Traveling through time isn't really that difficult in a "Man I keep dying" sort of sense.
The whole thing is instead just tedious as hell. There are so many steps involved in time traveling and creating good futures that it takes a 3 minute level and it can make it a 8 or 10 minute level.
It's worse than hunting for a needle in a haystack, because when you finish with one haystack there's another one with the next needle in it, and another one after that. Pull up a chair and grind it out. There are no hints. Not really any direction. You just have to wander around enough until you find what you're looking for.
In some cases, like Wacky Workbench, the game actually tries to prevent you from creating a good future by hiding shit in illogical places that go against all practical game design conventions. In literally every other Sonic game, including later Sonic CD levels, you are taught what "crushers" are and that being crushed will instantly kill you and Wacky fuckin' Workbench takes that idea and goes, "Naw, letting yourself get crushed is the only way to get to the robot teleporter."
Go eat a dick, Wacky Workbench. Nobody likes you. Shit like this is why you weren't invited to the Christmas Party with all the other Sonic levels. Even Wing Fortress was invited, and nobody likes Wing Fortress. But you weren't.
Other complaints regarding Sonic CD's difficulty are unrelated to time travel for the most part.
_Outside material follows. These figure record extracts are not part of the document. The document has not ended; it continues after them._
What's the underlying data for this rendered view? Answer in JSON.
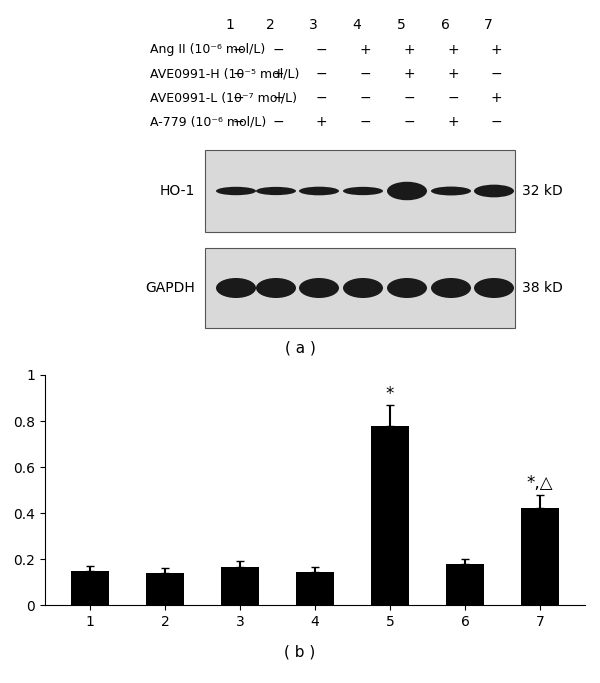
{
  "blot": {
    "lanes": [
      "1",
      "2",
      "3",
      "4",
      "5",
      "6",
      "7"
    ],
    "treatments": [
      {
        "label": "Ang II (10⁻⁶ mol/L)",
        "signs": [
          "−",
          "−",
          "−",
          "+",
          "+",
          "+",
          "+"
        ]
      },
      {
        "label": "AVE0991-H (10⁻⁵ mol/L)",
        "signs": [
          "−",
          "+",
          "−",
          "−",
          "+",
          "+",
          "−"
        ]
      },
      {
        "label": "AVE0991-L (10⁻⁷ mol/L)",
        "signs": [
          "−",
          "−",
          "−",
          "−",
          "−",
          "−",
          "+"
        ]
      },
      {
        "label": "A-779 (10⁻⁶ mol/L)",
        "signs": [
          "−",
          "−",
          "+",
          "−",
          "−",
          "+",
          "−"
        ]
      }
    ],
    "bands": [
      {
        "label": "HO-1",
        "size": "32 kD"
      },
      {
        "label": "GAPDH",
        "size": "38 kD"
      }
    ],
    "caption": "( a )"
  },
  "chart_data": {
    "type": "bar",
    "caption": "( b )",
    "categories": [
      "1",
      "2",
      "3",
      "4",
      "5",
      "6",
      "7"
    ],
    "values": [
      0.15,
      0.14,
      0.165,
      0.145,
      0.78,
      0.18,
      0.42
    ],
    "errors": [
      0.02,
      0.02,
      0.025,
      0.02,
      0.09,
      0.02,
      0.06
    ],
    "color": "#000000",
    "ylim": [
      0,
      1
    ],
    "yticks": [
      0,
      0.2,
      0.4,
      0.6,
      0.8,
      1
    ],
    "grid": false,
    "annotations": [
      {
        "category": "5",
        "text": "*"
      },
      {
        "category": "7",
        "text": "*,△"
      }
    ]
  }
}
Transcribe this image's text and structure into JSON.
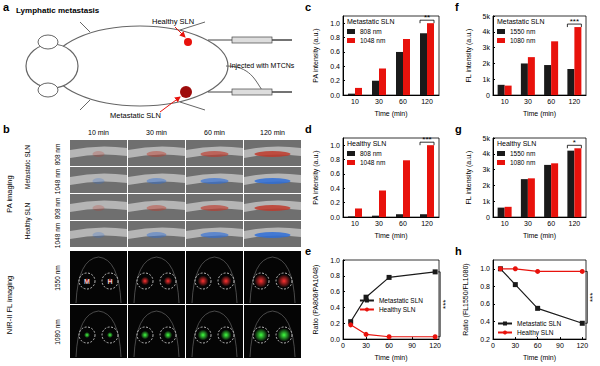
{
  "figure": {
    "a": {
      "panel_label": "a",
      "title": "Lymphatic metastasis",
      "healthy": "Healthy SLN",
      "metastatic": "Metastatic SLN",
      "injection": "Injected with MTCNs"
    },
    "b": {
      "panel_label": "b",
      "times": [
        "10 min",
        "30 min",
        "60 min",
        "120 min"
      ],
      "pa": {
        "title": "PA imaging",
        "groups": [
          {
            "name": "Metastatic SLN",
            "rows": [
              "808 nm",
              "1048 nm"
            ]
          },
          {
            "name": "Healthy SLN",
            "rows": [
              "808 nm",
              "1048 nm"
            ]
          }
        ]
      },
      "fl": {
        "title": "NIR-II FL imaging",
        "rows": [
          "1550 nm",
          "1080 nm"
        ],
        "markers": [
          "M",
          "H"
        ]
      }
    }
  },
  "chart_data": [
    {
      "panel_label": "c",
      "type": "bar",
      "title": "Metastatic SLN",
      "categories": [
        "10",
        "30",
        "60",
        "120"
      ],
      "xlabel": "Time (min)",
      "ylabel": "PA intensity (a.u.)",
      "ylim": [
        0,
        1.1
      ],
      "yticks": [
        {
          "value": 0,
          "label": "0.0"
        },
        0.2,
        0.4,
        0.6,
        0.8,
        {
          "value": 1,
          "label": "1.0"
        }
      ],
      "series": [
        {
          "name": "808 nm",
          "color": "#1a1a1a",
          "values": [
            0.02,
            0.2,
            0.6,
            0.86
          ]
        },
        {
          "name": "1048 nm",
          "color": "#e8120c",
          "values": [
            0.1,
            0.37,
            0.78,
            1.0
          ]
        }
      ],
      "legend": "upper left",
      "annotations": [
        "**"
      ]
    },
    {
      "panel_label": "d",
      "type": "bar",
      "title": "Healthy SLN",
      "categories": [
        "10",
        "30",
        "60",
        "120"
      ],
      "xlabel": "Time (min)",
      "ylabel": "PA intensity (a.u.)",
      "ylim": [
        0,
        1.1
      ],
      "yticks": [
        {
          "value": 0,
          "label": "0.0"
        },
        0.2,
        0.4,
        0.6,
        0.8,
        {
          "value": 1,
          "label": "1.0"
        }
      ],
      "series": [
        {
          "name": "808 nm",
          "color": "#1a1a1a",
          "values": [
            0.01,
            0.02,
            0.04,
            0.04
          ]
        },
        {
          "name": "1048 nm",
          "color": "#e8120c",
          "values": [
            0.12,
            0.37,
            0.79,
            1.0
          ]
        }
      ],
      "legend": "upper left",
      "annotations": [
        "***"
      ]
    },
    {
      "panel_label": "e",
      "type": "line",
      "x": [
        10,
        30,
        60,
        120
      ],
      "xlim": [
        0,
        125
      ],
      "xticks": [
        0,
        30,
        60,
        90,
        120
      ],
      "xlabel": "Time (min)",
      "ylabel": "Ratio (PA808/PA1048)",
      "ylim": [
        0,
        1
      ],
      "yticks": [
        {
          "value": 0,
          "label": "0.0"
        },
        0.2,
        0.4,
        0.6,
        0.8,
        {
          "value": 1,
          "label": "1.0"
        }
      ],
      "series": [
        {
          "name": "Metastatic SLN",
          "color": "#1a1a1a",
          "marker": "square",
          "values": [
            0.22,
            0.53,
            0.78,
            0.85
          ]
        },
        {
          "name": "Healthy SLN",
          "color": "#e8120c",
          "marker": "circle",
          "values": [
            0.18,
            0.06,
            0.03,
            0.03
          ]
        }
      ],
      "legend": "right",
      "annotations": [
        "***"
      ]
    },
    {
      "panel_label": "f",
      "type": "bar",
      "title": "Metastatic SLN",
      "categories": [
        "10",
        "30",
        "60",
        "120"
      ],
      "xlabel": "Time (min)",
      "ylabel": "FL intensity (a.u.)",
      "ylim": [
        0,
        5000
      ],
      "yticks": [
        0,
        {
          "value": 1000,
          "label": "1k"
        },
        {
          "value": 2000,
          "label": "2k"
        },
        {
          "value": 3000,
          "label": "3k"
        },
        {
          "value": 4000,
          "label": "4k"
        },
        {
          "value": 5000,
          "label": "5k"
        }
      ],
      "series": [
        {
          "name": "1550 nm",
          "color": "#1a1a1a",
          "values": [
            650,
            2000,
            1900,
            1650
          ]
        },
        {
          "name": "1080 nm",
          "color": "#e8120c",
          "values": [
            600,
            2400,
            3400,
            4300
          ]
        }
      ],
      "legend": "upper left",
      "annotations": [
        "***"
      ]
    },
    {
      "panel_label": "g",
      "type": "bar",
      "title": "Healthy SLN",
      "categories": [
        "10",
        "30",
        "60",
        "120"
      ],
      "xlabel": "Time (min)",
      "ylabel": "FL intensity (a.u.)",
      "ylim": [
        0,
        5000
      ],
      "yticks": [
        0,
        {
          "value": 1000,
          "label": "1k"
        },
        {
          "value": 2000,
          "label": "2k"
        },
        {
          "value": 3000,
          "label": "3k"
        },
        {
          "value": 4000,
          "label": "4k"
        },
        {
          "value": 5000,
          "label": "5k"
        }
      ],
      "series": [
        {
          "name": "1550 nm",
          "color": "#1a1a1a",
          "values": [
            600,
            2400,
            3300,
            4200
          ]
        },
        {
          "name": "1080 nm",
          "color": "#e8120c",
          "values": [
            650,
            2450,
            3400,
            4350
          ]
        }
      ],
      "legend": "upper left",
      "annotations": [
        "*"
      ]
    },
    {
      "panel_label": "h",
      "type": "line",
      "x": [
        10,
        30,
        60,
        120
      ],
      "xlim": [
        0,
        125
      ],
      "xticks": [
        0,
        30,
        60,
        90,
        120
      ],
      "xlabel": "Time (min)",
      "ylabel": "Ratio (FL1550/FL1080)",
      "ylim": [
        0.2,
        1.1
      ],
      "yticks": [
        0.2,
        0.4,
        0.6,
        0.8,
        {
          "value": 1,
          "label": "1.0"
        }
      ],
      "series": [
        {
          "name": "Metastatic SLN",
          "color": "#1a1a1a",
          "marker": "square",
          "values": [
            1.0,
            0.82,
            0.55,
            0.38
          ]
        },
        {
          "name": "Healthy SLN",
          "color": "#e8120c",
          "marker": "circle",
          "values": [
            1.0,
            1.0,
            0.97,
            0.97
          ]
        }
      ],
      "legend": "lower left",
      "annotations": [
        "***"
      ]
    }
  ]
}
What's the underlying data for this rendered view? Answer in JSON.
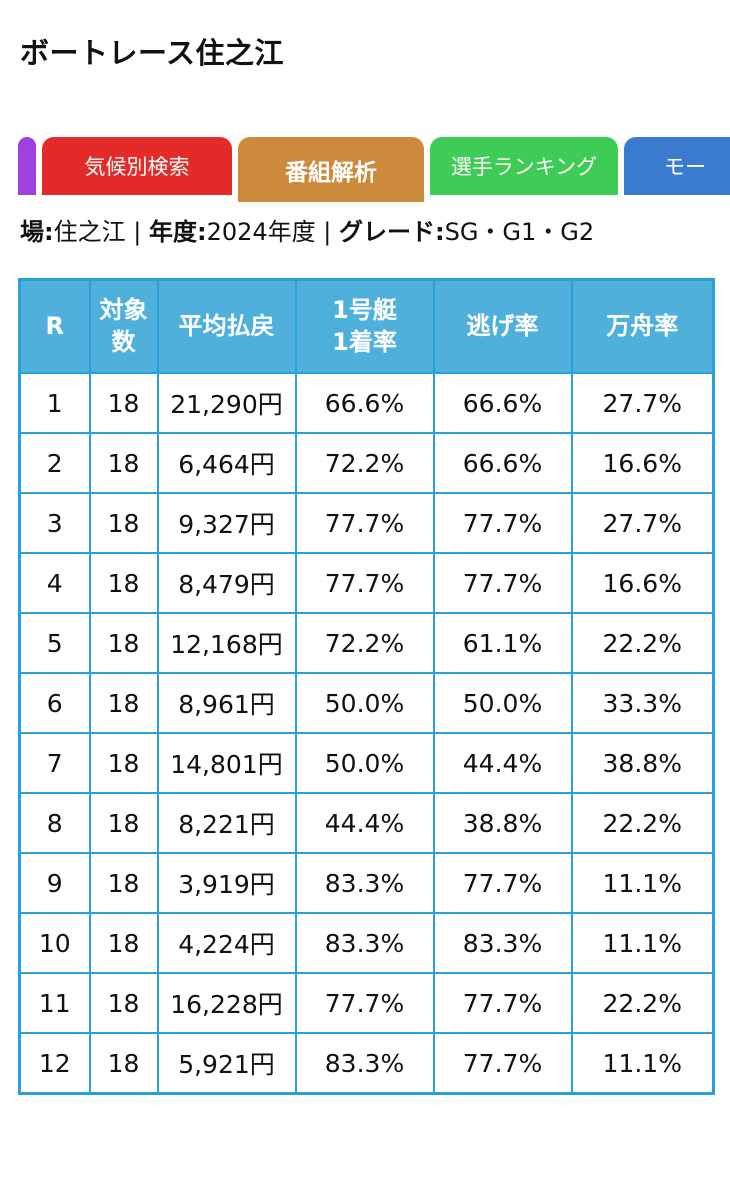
{
  "page": {
    "title": "ボートレース住之江"
  },
  "tabs": [
    {
      "id": "edge",
      "label": ""
    },
    {
      "id": "weather",
      "label": "気候別検索"
    },
    {
      "id": "program",
      "label": "番組解析"
    },
    {
      "id": "ranking",
      "label": "選手ランキング"
    },
    {
      "id": "motor",
      "label": "モー"
    }
  ],
  "info": {
    "venue_label": "場:",
    "venue": "住之江",
    "sep1": " | ",
    "year_label": "年度:",
    "year": "2024年度",
    "sep2": " | ",
    "grade_label": "グレード:",
    "grade": "SG・G1・G2"
  },
  "table": {
    "headers": [
      "R",
      "対象数",
      "平均払戻",
      "1号艇1着率",
      "逃げ率",
      "万舟率"
    ],
    "rows": [
      [
        "1",
        "18",
        "21,290円",
        "66.6%",
        "66.6%",
        "27.7%"
      ],
      [
        "2",
        "18",
        "6,464円",
        "72.2%",
        "66.6%",
        "16.6%"
      ],
      [
        "3",
        "18",
        "9,327円",
        "77.7%",
        "77.7%",
        "27.7%"
      ],
      [
        "4",
        "18",
        "8,479円",
        "77.7%",
        "77.7%",
        "16.6%"
      ],
      [
        "5",
        "18",
        "12,168円",
        "72.2%",
        "61.1%",
        "22.2%"
      ],
      [
        "6",
        "18",
        "8,961円",
        "50.0%",
        "50.0%",
        "33.3%"
      ],
      [
        "7",
        "18",
        "14,801円",
        "50.0%",
        "44.4%",
        "38.8%"
      ],
      [
        "8",
        "18",
        "8,221円",
        "44.4%",
        "38.8%",
        "22.2%"
      ],
      [
        "9",
        "18",
        "3,919円",
        "83.3%",
        "77.7%",
        "11.1%"
      ],
      [
        "10",
        "18",
        "4,224円",
        "83.3%",
        "83.3%",
        "11.1%"
      ],
      [
        "11",
        "18",
        "16,228円",
        "77.7%",
        "77.7%",
        "22.2%"
      ],
      [
        "12",
        "18",
        "5,921円",
        "83.3%",
        "77.7%",
        "11.1%"
      ]
    ]
  },
  "colors": {
    "tab_edge": "#a040e0",
    "tab_weather": "#e52a2a",
    "tab_program": "#cd8a3c",
    "tab_ranking": "#3ecc55",
    "tab_motor": "#3a7bd0",
    "table_header": "#4fb0dc",
    "table_border": "#29a0d8"
  }
}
Dark10x put it better when he said it was more annoying than anything else; The game frequently puts enemies directly on the path the player is running on, meaning that unless you have the level memorized you're most likely going to run straight in to them.
Worse still, there's multiple places in Tidal Tempest where the flying wasp enemies are placed directly over the mouth of a chasm with springs at the bottom, so when you get sprung up there's a pretty good chance you'll collide with them when you're completely defenseless. That's not me being hyperbolic or theoretical; that's actually happened to me on multiple occasions. Everything seems timed so that the wasp badnik will be in precisely the correct position to collide with Sonic.
This gets even worse in later levels, when they start making springs travel back and forth on wheels and expect you to spring up a narrow shaft... that's surrounded by beds of spikes on the ceiling, so unless you thread the needle just perfectly you're going to take damage. No skill in avoiding those traps, only the foresight of memorization.
Quartz Quadrant is a different beast altogether; in a game that demands you frequently take things slow and carefully (as to not accidentally waste time travel energy before you can find a place with enough space for teleportation), they introduce rocks that drop from the ceiling and the only way to avoid them is to be running at full tilt. On top of that are conveyor belts which will severely impede Sonic's speed even if he is running full tilt.
Going back to Wacky Workbench, ignoring the whole "crushers that don't kill you, even though there are crushers in other parts of the game that do" logical fallacy, you have enemies that are basically 100% hidden until they pop out of the ceiling and hurt you.
"Memorization" is not "thinking". It is trial and error. While there's nothing wrong with a little trial and error in small, metered doses, Sonic CD uses it in anything but moderation. But, hey, to a certain degree, that's Sonic. It's a trait that became a pretty significant part of later Sonic games - especially the Sonic Advance and Sonic Rush games.
You just seem to be in denial of Sonic CD's flaws, SonicMegaDrive.